Isidore Ndaywel è Nziem enseigne que « par méconnaissance de notre histoire, la Deuxième République a véhiculé des contre-vérités que le peuple a consommées, victime d’une mystification qui a endormi sa vigilance critique. Ainsi, par nécessité d’échafauder des fondements au culte de personnalité, on a prétendu que le chef traditionnel était par définition dictateur car on ne pouvait s’asseoir à deux sur une même peau de léopard. »
Par chance, aucun mensonge n’est éternel. La réalité, comme la lumière qui éclaire le jour, finit toujours par triompher. Comment peut-on expliquer que le mensonge, telle une sangsue, colle à notre histoire, anéantisse ou aspire encore et systématiquement les forces vives de RDC ? Sommes-nous sortis de l’auberge ? En tout cas, c’est ce que l’on ressent avec bonheur dans ce merveilleux ouvrage que Tryphon Kin-kiey Mulumba nous offre à lire.
Hannah Arendt a écrit : « En temps normal, la réalité, qui n’a pas d’équivalent, vient confondre le menteur.
Quelle que soit l’ampleur de la trame mensongère que peut présenter le menteur expérimenté, elle ne parviendra jamais, même avec le concours des ordinateurs, à recouvrir la texture entière du réel. »
Depuis l’indépendance, on ne compte plus les missions de paix des Nations unies, qui se succèdent dans le pays, sans parvenir à rétablir la paix, ne pouvant faire autre chose que répondre aux urgences. Comment les Congolais peuvent-ils ne pas se mettre d’accord pour que cesse l’anormalité ? L’anormalité favorise la désunion et attise les passions mauvaises ; elle modèle malheureusement le pays.
Les « villages Potemkine » sont légion en RDC ! Souvenons-nous du prince Grigori Aleksandrovich Potemkine, ministre russe de l’impératrice Catherine II, qui, pour cacher à cette dernière la misère des villages de Crimée avait fait bâtir de faux villages avec des façades en carton-pâte. De même, chez nous, les maigres infrastructures publiques sont des infrastructures de parade !
On s’abrite derrière une rhétorique ombrageuse, une sorte d’évitement, pour ne pas aborder les questions essentielles. On excelle dans ce que Clément Viktorovitch décrit : « Égarer ses interlocuteurs, duper ses auditeurs, utiliser le langage pour tromper et enjôler, ce sont bien là des fourberies… nous entrons dans le domaine des raisonnements manipulatoires et des arguments erronés. L’art trouble de la déloyauté. »

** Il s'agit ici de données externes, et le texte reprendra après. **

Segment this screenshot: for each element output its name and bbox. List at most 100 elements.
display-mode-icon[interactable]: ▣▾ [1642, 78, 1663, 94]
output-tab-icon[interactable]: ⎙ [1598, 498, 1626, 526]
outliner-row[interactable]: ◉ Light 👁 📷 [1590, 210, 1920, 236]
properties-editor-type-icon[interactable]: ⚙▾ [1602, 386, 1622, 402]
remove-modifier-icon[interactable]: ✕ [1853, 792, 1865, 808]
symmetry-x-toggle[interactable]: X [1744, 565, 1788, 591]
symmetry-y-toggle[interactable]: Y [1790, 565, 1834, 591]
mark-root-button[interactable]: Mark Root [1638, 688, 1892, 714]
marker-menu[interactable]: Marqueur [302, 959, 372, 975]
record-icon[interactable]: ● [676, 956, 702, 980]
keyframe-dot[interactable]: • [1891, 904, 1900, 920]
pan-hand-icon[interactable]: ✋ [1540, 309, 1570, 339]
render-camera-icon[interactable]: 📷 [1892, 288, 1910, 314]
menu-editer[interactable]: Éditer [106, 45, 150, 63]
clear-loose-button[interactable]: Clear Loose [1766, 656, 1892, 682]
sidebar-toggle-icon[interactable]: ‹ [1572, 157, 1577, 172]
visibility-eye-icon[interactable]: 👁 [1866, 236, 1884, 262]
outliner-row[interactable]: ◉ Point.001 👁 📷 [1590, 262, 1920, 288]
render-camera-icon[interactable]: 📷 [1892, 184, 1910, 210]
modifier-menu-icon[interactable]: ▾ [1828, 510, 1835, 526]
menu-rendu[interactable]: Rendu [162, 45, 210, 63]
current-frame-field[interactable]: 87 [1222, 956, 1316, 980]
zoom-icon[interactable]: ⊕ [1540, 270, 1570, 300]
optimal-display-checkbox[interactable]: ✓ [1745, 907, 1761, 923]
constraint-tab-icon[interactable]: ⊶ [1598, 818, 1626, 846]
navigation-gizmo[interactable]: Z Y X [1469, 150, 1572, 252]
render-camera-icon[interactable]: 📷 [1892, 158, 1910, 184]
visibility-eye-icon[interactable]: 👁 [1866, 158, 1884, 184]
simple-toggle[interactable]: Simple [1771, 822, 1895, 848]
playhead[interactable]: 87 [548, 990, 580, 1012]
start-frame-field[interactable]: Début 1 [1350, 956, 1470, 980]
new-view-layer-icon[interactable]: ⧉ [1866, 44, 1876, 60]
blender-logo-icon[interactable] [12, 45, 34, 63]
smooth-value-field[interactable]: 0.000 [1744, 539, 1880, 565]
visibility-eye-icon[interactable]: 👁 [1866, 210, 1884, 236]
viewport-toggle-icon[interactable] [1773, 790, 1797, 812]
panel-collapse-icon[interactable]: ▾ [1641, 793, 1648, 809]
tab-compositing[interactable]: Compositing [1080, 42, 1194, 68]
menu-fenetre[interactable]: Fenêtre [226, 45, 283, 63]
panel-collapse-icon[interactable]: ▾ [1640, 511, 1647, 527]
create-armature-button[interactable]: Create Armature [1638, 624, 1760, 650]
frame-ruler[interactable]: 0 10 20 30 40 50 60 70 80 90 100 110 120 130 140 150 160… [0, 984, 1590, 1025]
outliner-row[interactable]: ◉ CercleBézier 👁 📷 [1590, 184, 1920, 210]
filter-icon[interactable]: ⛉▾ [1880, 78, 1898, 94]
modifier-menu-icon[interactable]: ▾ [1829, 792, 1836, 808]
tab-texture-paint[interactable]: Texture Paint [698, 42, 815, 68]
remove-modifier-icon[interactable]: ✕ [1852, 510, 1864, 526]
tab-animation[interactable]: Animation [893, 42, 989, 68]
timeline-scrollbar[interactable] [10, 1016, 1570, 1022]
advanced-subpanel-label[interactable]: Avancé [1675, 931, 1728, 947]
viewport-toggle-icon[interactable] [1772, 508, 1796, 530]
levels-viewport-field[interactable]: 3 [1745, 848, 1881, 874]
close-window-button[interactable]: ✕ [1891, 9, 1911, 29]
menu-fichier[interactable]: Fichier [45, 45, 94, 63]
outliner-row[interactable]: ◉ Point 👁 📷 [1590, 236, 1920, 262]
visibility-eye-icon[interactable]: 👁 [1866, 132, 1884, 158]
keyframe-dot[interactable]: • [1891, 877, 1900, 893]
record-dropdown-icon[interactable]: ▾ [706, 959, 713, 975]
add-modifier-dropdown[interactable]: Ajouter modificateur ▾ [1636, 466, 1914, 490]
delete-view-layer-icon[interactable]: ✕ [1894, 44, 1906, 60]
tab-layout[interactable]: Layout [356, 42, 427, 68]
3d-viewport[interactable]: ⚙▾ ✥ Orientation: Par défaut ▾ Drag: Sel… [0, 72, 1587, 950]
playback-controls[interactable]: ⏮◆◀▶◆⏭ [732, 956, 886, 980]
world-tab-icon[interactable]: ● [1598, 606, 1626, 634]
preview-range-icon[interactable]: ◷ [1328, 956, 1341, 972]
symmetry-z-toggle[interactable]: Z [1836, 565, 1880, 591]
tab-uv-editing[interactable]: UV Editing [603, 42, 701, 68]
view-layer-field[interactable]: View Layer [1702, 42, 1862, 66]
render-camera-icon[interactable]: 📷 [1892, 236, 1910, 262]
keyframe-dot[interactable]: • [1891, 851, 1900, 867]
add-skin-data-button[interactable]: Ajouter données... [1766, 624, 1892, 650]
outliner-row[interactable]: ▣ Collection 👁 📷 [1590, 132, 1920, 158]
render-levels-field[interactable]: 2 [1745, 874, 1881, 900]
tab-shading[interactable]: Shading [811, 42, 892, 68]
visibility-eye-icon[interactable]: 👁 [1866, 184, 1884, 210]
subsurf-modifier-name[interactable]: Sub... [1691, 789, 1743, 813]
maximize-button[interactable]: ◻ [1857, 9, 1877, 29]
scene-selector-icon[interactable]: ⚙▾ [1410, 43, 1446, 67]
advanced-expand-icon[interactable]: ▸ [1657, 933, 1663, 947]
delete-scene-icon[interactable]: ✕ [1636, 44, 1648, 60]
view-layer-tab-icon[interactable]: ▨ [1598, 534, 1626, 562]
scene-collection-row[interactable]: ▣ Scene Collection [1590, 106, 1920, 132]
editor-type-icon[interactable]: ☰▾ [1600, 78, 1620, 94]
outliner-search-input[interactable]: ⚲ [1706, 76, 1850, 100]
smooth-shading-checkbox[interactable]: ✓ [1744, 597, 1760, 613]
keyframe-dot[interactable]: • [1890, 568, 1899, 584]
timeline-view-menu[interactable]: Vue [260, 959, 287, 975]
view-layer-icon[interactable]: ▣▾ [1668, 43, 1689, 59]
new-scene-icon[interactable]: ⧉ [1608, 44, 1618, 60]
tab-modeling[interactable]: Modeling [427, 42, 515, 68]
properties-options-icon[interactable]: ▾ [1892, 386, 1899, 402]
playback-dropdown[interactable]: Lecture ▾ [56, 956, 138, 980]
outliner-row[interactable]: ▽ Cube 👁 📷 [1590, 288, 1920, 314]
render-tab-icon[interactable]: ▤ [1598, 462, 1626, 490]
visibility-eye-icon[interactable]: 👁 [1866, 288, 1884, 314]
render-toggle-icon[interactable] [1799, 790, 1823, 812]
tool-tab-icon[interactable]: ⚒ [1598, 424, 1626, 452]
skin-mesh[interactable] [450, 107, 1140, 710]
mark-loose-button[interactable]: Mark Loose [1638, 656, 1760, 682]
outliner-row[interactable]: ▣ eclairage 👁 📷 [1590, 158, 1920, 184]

Où est la justice qui élève une nation ? Celle de RDC s’attache à ne pas décider, demeure servile, prévaricatrice… Du maréchal Mobutu à Joseph Kabila, la justice est restée la même, elle ne change pas, survit avec ses travers.
La situation arrange les décideurs qui la tiennent en laisse, jusqu’à ce jour. Comment ne pas être du même avis que le philosophe Elungu Pene Elungu : « Une société unanime, consensuelle, mais sans loi, est une société qui se meut, évolue dans l’émotion et le sentiment, et qui court ainsi, loin du rationnel, le risque d’être mensongère, inopérante et dangereusement romantique. La loi est l’œuvre de la raison en nous, de la raison en la société : elle naît ou doit naître du creuset de la discussion entre les membres de cette société. »
Du procès des conjurés de la Pentecôte aux conspirateurs de 1975 et de 1978, de celui des assassins de Laurent-Désiré Kabila à la tentative de putsch de Christian Malanga, du procès Augustin Matata Ponyo à celui de Joseph Kabila, la liste est longue et le terme non atteint, hélas, comme nous le prouve l’affaire de la démission et de la condamnation de Constant Mutamba, qui continue d’affirmer qu’il n’a pas détourné un sou. Mais le mensonge n’est pas le seul coupable. Le populisme et le paupérisme étranglent la République alors qu’elle doit convaincre les citoyens de se débarrasser des artifices du néocolonialisme et s’inscrire dans la voie du travail qui libère un peuple et réhabilite l’être humain dans sa dignité.
Construire cette immense république nécessite de mettre en place des politiques publiques efficaces, de prévoir de grands travaux afin de bâtir de nouvelles villes, de jeter des ponts, de développer des routes et voies ferrées, le transport aérien, lacustre et fluvial, mais surtout de ne jamais perdre de vue la volonté de bien vivre ensemble.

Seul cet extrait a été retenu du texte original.